À ses yeux, cette dépression des garçons pourrait être expliqué par la position que tiennent les hommes japonais au sein de la société au Japon.
« Ils sont privilégiés, protégés, favorisés. Ils n’ont aucune idée des difficultés et discriminations que les japonaises vivent au quotidien. Mais lorsqu’ils partent à l’étranger, ils perdent leur statut. Ils sont confrontés à des sociétés plus égalitaires. Et puis, genre mis à part, en tant qu’étranger, plus rien ne leur est facilité. »

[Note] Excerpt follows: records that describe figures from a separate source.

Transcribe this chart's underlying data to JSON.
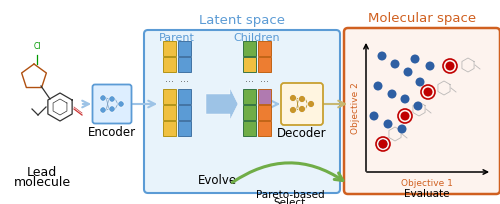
{
  "bg_color": "#ffffff",
  "latent_box_color": "#5b9bd5",
  "latent_box_face": "#e8f3fb",
  "molecular_box_color": "#d06020",
  "molecular_box_face": "#fdf3ee",
  "latent_title": "Latent space",
  "molecular_title": "Molecular space",
  "encoder_label": "Encoder",
  "decoder_label": "Decoder",
  "lead_label1": "Lead",
  "lead_label2": "molecule",
  "evolve_label": "Evolve",
  "pareto_label1": "Pareto-based",
  "pareto_label2": "Select",
  "evaluate_label": "Evaluate",
  "parent_label": "Parent",
  "children_label": "Children",
  "obj1_label": "Objective 1",
  "obj2_label": "Objective 2",
  "yellow_color": "#f0c040",
  "blue_vec_color": "#5b9bd5",
  "green_color": "#70ad47",
  "orange_color": "#ed7d31",
  "purple_color": "#b07ab0",
  "teal_color": "#4bacc6",
  "red_dot_color": "#c00000",
  "dark_blue_dot": "#2e5fa3",
  "arrow_blue": "#9dc3e6",
  "arrow_green": "#70ad47",
  "gold_node": "#c8952a",
  "blue_node": "#5b9bd5",
  "mol_sketch_color": "#aaaaaa"
}
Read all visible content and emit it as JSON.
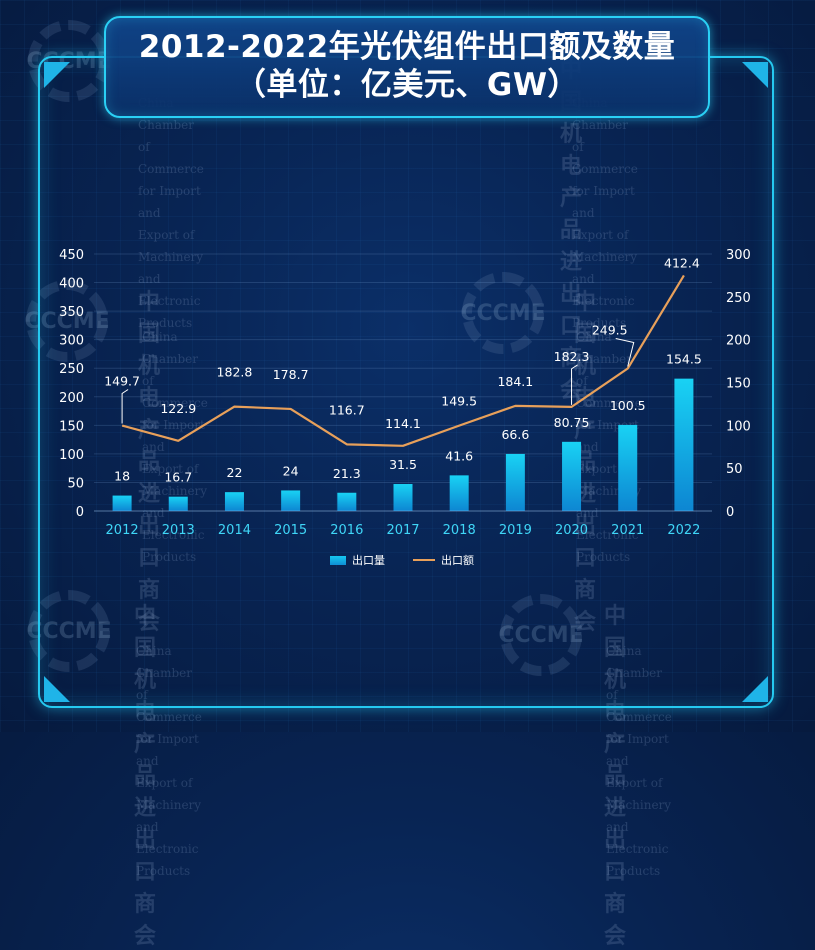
{
  "title": {
    "line1": "2012-2022年光伏组件出口额及数量",
    "line2": "（单位：亿美元、GW）"
  },
  "watermark": {
    "cn": "中国机电产品进出口商会",
    "logo": "CCCME",
    "en1": "China Chamber of Commerce for Import and",
    "en2": "Export of Machinery and Electronic Products"
  },
  "colors": {
    "bar_top": "#19d2f4",
    "bar_bottom": "#0d86d2",
    "line": "#e8a05a",
    "axis_label": "#ffffff",
    "x_tick": "#3fd6f7",
    "frame": "#25c9f0"
  },
  "chart_data": {
    "type": "bar",
    "categories": [
      "2012",
      "2013",
      "2014",
      "2015",
      "2016",
      "2017",
      "2018",
      "2019",
      "2020",
      "2021",
      "2022"
    ],
    "series": [
      {
        "name": "出口量",
        "type": "bar",
        "axis": "right",
        "values": [
          18,
          16.7,
          22,
          24,
          21.3,
          31.5,
          41.6,
          66.6,
          80.75,
          100.5,
          154.5
        ],
        "labels": [
          "18",
          "16.7",
          "22",
          "24",
          "21.3",
          "31.5",
          "41.6",
          "66.6",
          "80.75",
          "100.5",
          "154.5"
        ]
      },
      {
        "name": "出口额",
        "type": "line",
        "axis": "left",
        "values": [
          149.7,
          122.9,
          182.8,
          178.7,
          116.7,
          114.1,
          149.5,
          184.1,
          182.3,
          249.5,
          412.4
        ],
        "labels": [
          "149.7",
          "122.9",
          "182.8",
          "178.7",
          "116.7",
          "114.1",
          "149.5",
          "184.1",
          "182.3",
          "249.5",
          "412.4"
        ]
      }
    ],
    "y_left": {
      "ylim": [
        0,
        450
      ],
      "ticks": [
        "0",
        "50",
        "100",
        "150",
        "200",
        "250",
        "300",
        "350",
        "400",
        "450"
      ]
    },
    "y_right": {
      "ylim": [
        0,
        300
      ],
      "ticks": [
        "0",
        "50",
        "100",
        "150",
        "200",
        "250",
        "300"
      ]
    },
    "legend": {
      "position": "bottom-center",
      "items": [
        "出口量",
        "出口额"
      ]
    },
    "grid": true
  }
}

Pour lui, ces hommes japonais étudiants ou travailleurs, qui ont vécu à l’étranger et l’ont mal vécu, tendent à devenir des neo-nationalistes. En japonais, netto-uyoku. Ce terme désigne des internautes, qui cachés derrière leurs écrans, répandent leur haine xénophobe et particulièrement misogyne (au nom de la gloire du Japon). Ce n’est qu’une réflexion personnelle, il est vrai, mais pas dénuée de raisons.
Cela va en tout cas de pair avec des propos que l’on m’a tenus, et que j’ai pu moi-même sans doute tenir au tout début. Cette idée que les “femmes étrangères” font peur aux hommes japonais parce qu’elles sont libres et fortes de caractères.

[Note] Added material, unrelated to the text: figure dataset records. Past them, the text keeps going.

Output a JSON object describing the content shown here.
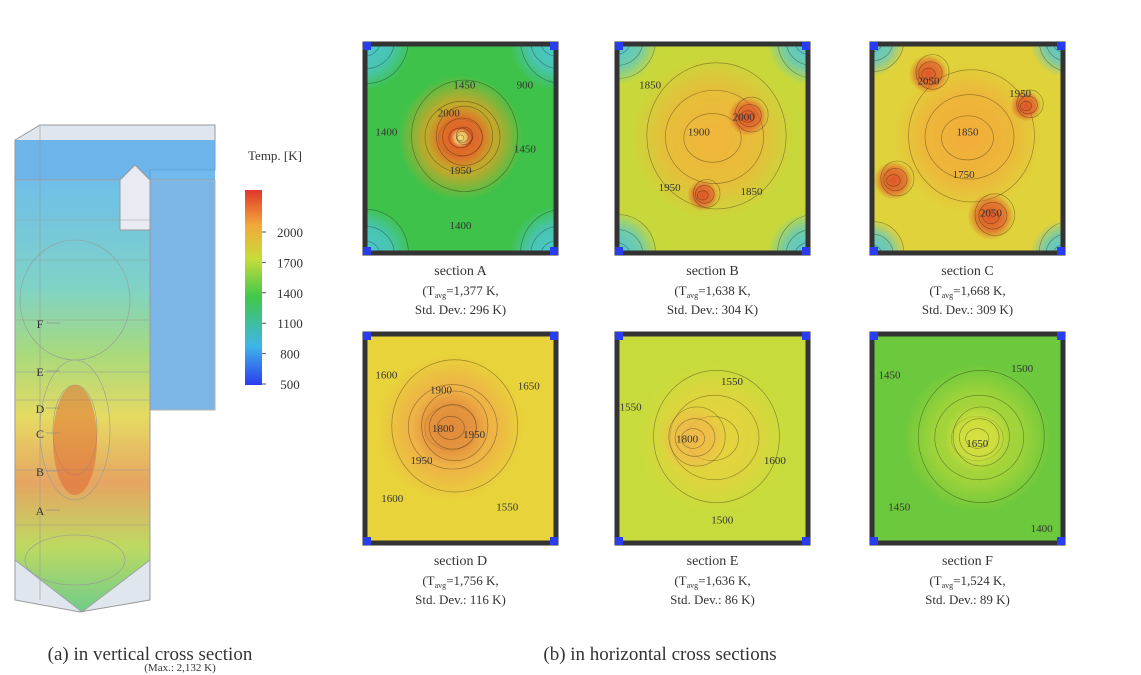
{
  "panel_a": {
    "colorbar": {
      "title": "Temp. [K]",
      "ticks": [
        2000,
        1700,
        1400,
        1100,
        800,
        500
      ]
    },
    "section_marks": [
      "F",
      "E",
      "D",
      "C",
      "B",
      "A"
    ],
    "caption": "(a) in vertical cross section",
    "max": "(Max.: 2,132 K)"
  },
  "panel_b": {
    "caption": "(b) in horizontal cross sections",
    "avg_open": "(",
    "avg_symbol": "T",
    "avg_subscript": "avg",
    "sections": [
      {
        "name": "section A",
        "avg": "=1,377 K,",
        "std": "Std. Dev.: 296 K)",
        "contours": [
          1450,
          900,
          1400,
          2000,
          1450,
          1950,
          1400
        ]
      },
      {
        "name": "section B",
        "avg": "=1,638 K,",
        "std": "Std. Dev.: 304 K)",
        "contours": [
          1850,
          1900,
          2000,
          1950,
          1850
        ]
      },
      {
        "name": "section C",
        "avg": "=1,668 K,",
        "std": "Std. Dev.: 309 K)",
        "contours": [
          2050,
          1950,
          1850,
          1750,
          2050
        ]
      },
      {
        "name": "section D",
        "avg": "=1,756 K,",
        "std": "Std. Dev.: 116 K)",
        "contours": [
          1600,
          1900,
          1650,
          1800,
          1950,
          1950,
          1600,
          1550
        ]
      },
      {
        "name": "section E",
        "avg": "=1,636 K,",
        "std": "Std. Dev.: 86 K)",
        "contours": [
          1550,
          1550,
          1800,
          1600,
          1500
        ]
      },
      {
        "name": "section F",
        "avg": "=1,524 K,",
        "std": "Std. Dev.: 89 K)",
        "contours": [
          1450,
          1500,
          1650,
          1450,
          1400
        ]
      }
    ]
  }
}
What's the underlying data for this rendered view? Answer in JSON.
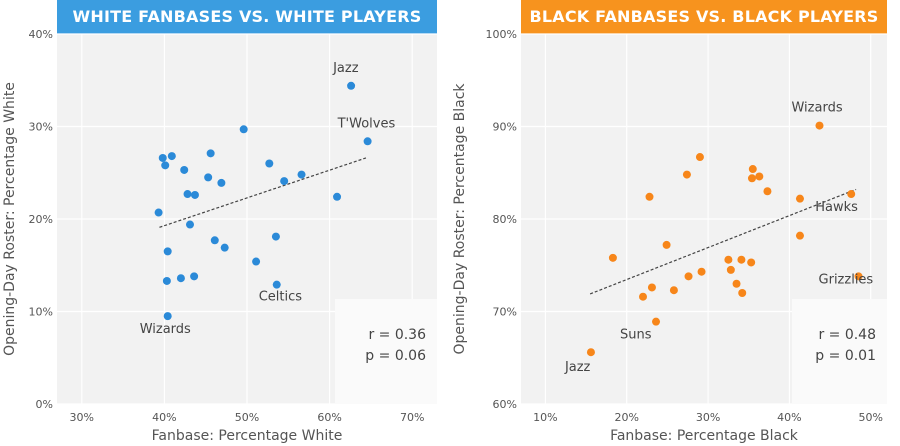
{
  "chart_data": [
    {
      "type": "scatter",
      "title": "WHITE FANBASES VS. WHITE PLAYERS",
      "title_color": "#3b9de0",
      "point_color": "#2b8ad8",
      "xlabel": "Fanbase: Percentage White",
      "ylabel": "Opening-Day Roster: Percentage White",
      "xlim": [
        27,
        73
      ],
      "ylim": [
        0,
        40
      ],
      "x_ticks": [
        30,
        40,
        50,
        60,
        70
      ],
      "y_ticks": [
        0,
        10,
        20,
        30,
        40
      ],
      "x_tick_labels": [
        "30%",
        "40%",
        "50%",
        "60%",
        "70%"
      ],
      "y_tick_labels": [
        "0%",
        "10%",
        "20%",
        "30%",
        "40%"
      ],
      "grid": true,
      "trendline": {
        "x": [
          39.4,
          64.4
        ],
        "y": [
          19.1,
          26.6
        ]
      },
      "stats": {
        "r": "r = 0.36",
        "p": "p = 0.06"
      },
      "points": [
        {
          "x": 62.6,
          "y": 34.4
        },
        {
          "x": 64.6,
          "y": 28.4
        },
        {
          "x": 49.6,
          "y": 29.7
        },
        {
          "x": 39.8,
          "y": 26.6
        },
        {
          "x": 40.9,
          "y": 26.8
        },
        {
          "x": 40.1,
          "y": 25.8
        },
        {
          "x": 45.6,
          "y": 27.1
        },
        {
          "x": 42.4,
          "y": 25.3
        },
        {
          "x": 45.3,
          "y": 24.5
        },
        {
          "x": 46.9,
          "y": 23.9
        },
        {
          "x": 52.7,
          "y": 26.0
        },
        {
          "x": 56.6,
          "y": 24.8
        },
        {
          "x": 54.5,
          "y": 24.1
        },
        {
          "x": 42.8,
          "y": 22.7
        },
        {
          "x": 43.7,
          "y": 22.6
        },
        {
          "x": 60.9,
          "y": 22.4
        },
        {
          "x": 39.3,
          "y": 20.7
        },
        {
          "x": 43.1,
          "y": 19.4
        },
        {
          "x": 46.1,
          "y": 17.7
        },
        {
          "x": 47.3,
          "y": 16.9
        },
        {
          "x": 40.4,
          "y": 16.5
        },
        {
          "x": 53.5,
          "y": 18.1
        },
        {
          "x": 51.1,
          "y": 15.4
        },
        {
          "x": 42.0,
          "y": 13.6
        },
        {
          "x": 43.6,
          "y": 13.8
        },
        {
          "x": 40.3,
          "y": 13.3
        },
        {
          "x": 53.6,
          "y": 12.9
        },
        {
          "x": 40.4,
          "y": 9.5
        }
      ],
      "annotations": [
        {
          "text": "Jazz",
          "x": 62.6,
          "y": 34.4
        },
        {
          "text": "T'Wolves",
          "x": 64.6,
          "y": 28.4
        },
        {
          "text": "Celtics",
          "x": 53.6,
          "y": 12.9
        },
        {
          "text": "Wizards",
          "x": 40.4,
          "y": 9.5
        }
      ]
    },
    {
      "type": "scatter",
      "title": "BLACK FANBASES VS. BLACK PLAYERS",
      "title_color": "#f7931e",
      "point_color": "#f7861a",
      "xlabel": "Fanbase: Percentage Black",
      "ylabel": "Opening-Day Roster: Percentage Black",
      "xlim": [
        7,
        52
      ],
      "ylim": [
        60,
        100
      ],
      "x_ticks": [
        10,
        20,
        30,
        40,
        50
      ],
      "y_ticks": [
        60,
        70,
        80,
        90,
        100
      ],
      "x_tick_labels": [
        "10%",
        "20%",
        "30%",
        "40%",
        "50%"
      ],
      "y_tick_labels": [
        "60%",
        "70%",
        "80%",
        "90%",
        "100%"
      ],
      "grid": true,
      "trendline": {
        "x": [
          15.5,
          48.2
        ],
        "y": [
          71.9,
          83.2
        ]
      },
      "stats": {
        "r": "r = 0.48",
        "p": "p = 0.01"
      },
      "points": [
        {
          "x": 43.7,
          "y": 90.1
        },
        {
          "x": 29.0,
          "y": 86.7
        },
        {
          "x": 35.5,
          "y": 85.4
        },
        {
          "x": 36.3,
          "y": 84.6
        },
        {
          "x": 35.4,
          "y": 84.4
        },
        {
          "x": 27.4,
          "y": 84.8
        },
        {
          "x": 37.3,
          "y": 83.0
        },
        {
          "x": 47.6,
          "y": 82.7
        },
        {
          "x": 22.8,
          "y": 82.4
        },
        {
          "x": 41.3,
          "y": 82.2
        },
        {
          "x": 41.3,
          "y": 78.2
        },
        {
          "x": 24.9,
          "y": 77.2
        },
        {
          "x": 18.3,
          "y": 75.8
        },
        {
          "x": 32.5,
          "y": 75.6
        },
        {
          "x": 34.1,
          "y": 75.6
        },
        {
          "x": 35.3,
          "y": 75.3
        },
        {
          "x": 32.8,
          "y": 74.5
        },
        {
          "x": 29.2,
          "y": 74.3
        },
        {
          "x": 27.6,
          "y": 73.8
        },
        {
          "x": 48.5,
          "y": 73.8
        },
        {
          "x": 33.5,
          "y": 73.0
        },
        {
          "x": 23.1,
          "y": 72.6
        },
        {
          "x": 25.8,
          "y": 72.3
        },
        {
          "x": 34.2,
          "y": 72.0
        },
        {
          "x": 22.0,
          "y": 71.6
        },
        {
          "x": 23.6,
          "y": 68.9
        },
        {
          "x": 15.6,
          "y": 65.6
        }
      ],
      "annotations": [
        {
          "text": "Wizards",
          "x": 43.7,
          "y": 90.1
        },
        {
          "text": "Hawks",
          "x": 47.6,
          "y": 82.7
        },
        {
          "text": "Grizzlies",
          "x": 48.5,
          "y": 73.8
        },
        {
          "text": "Suns",
          "x": 23.6,
          "y": 68.9
        },
        {
          "text": "Jazz",
          "x": 15.6,
          "y": 65.6
        }
      ]
    }
  ]
}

Aujourd’hui, je réalise que non, les femmes étrangères ne sont pas particulièrement “fortes” de caractère. Elles sont tout ce qu’il y a de plus normal. En revanche, certains hommes japonais se révèlent être de gros bébés s’attendent à ce que les femmes soient dociles, soumises et mignonnes.
Un point sur la place de la femme au Japon | Amelie Marie In Tokyo
[…] rencontrent. Car la discrimination débute dès l’école et se cristallise lors des concours d’entrée à l’université. Aussi, le diplôme en poche et le premier boulot décroché, n’ont-elles pas envie de […]
Charlotte
Comme toujours, j’adore tes articles qui, bien qu’ils parlent de sujets sensibles, sont toujours instructifs, jamais gratuits et bien mesurés. En plus, tu utilises des structures grammaticales avancées donc je pense l’utiliser avec mon étudiant japonais dans le cadre du baccalauréat international de français. Lui fait le parcours inverse, il rentre au Japon après des années d’expatriation et va s’inscrire comme étudiant gaijin à Waseda.
ameliemarieintokyo
Bonjour Charlotte, merci beaucoup de ton commentaire qui me touche, vraiment beaucoup. Je n’en mérite pas tant ! Je souhaite un bon courage à ton étudiant :). Waseda est dans un quartier fantastique et vraiment, je pense, une bonne université avec plus d’ouverture que d’autres. J’espère que cette nouvelle expérience va lui plaire !
mlsre
Bonjour Amelie Marie. あけまして おめでとうございます!
Toujours très intéressant tes articles, j’en apprends plus chaque fois. Merci pour ces partages, ça permet aussi d’ouvrir les yeux sur un pays qui est parfois tellement idéalisé… (j’avoue).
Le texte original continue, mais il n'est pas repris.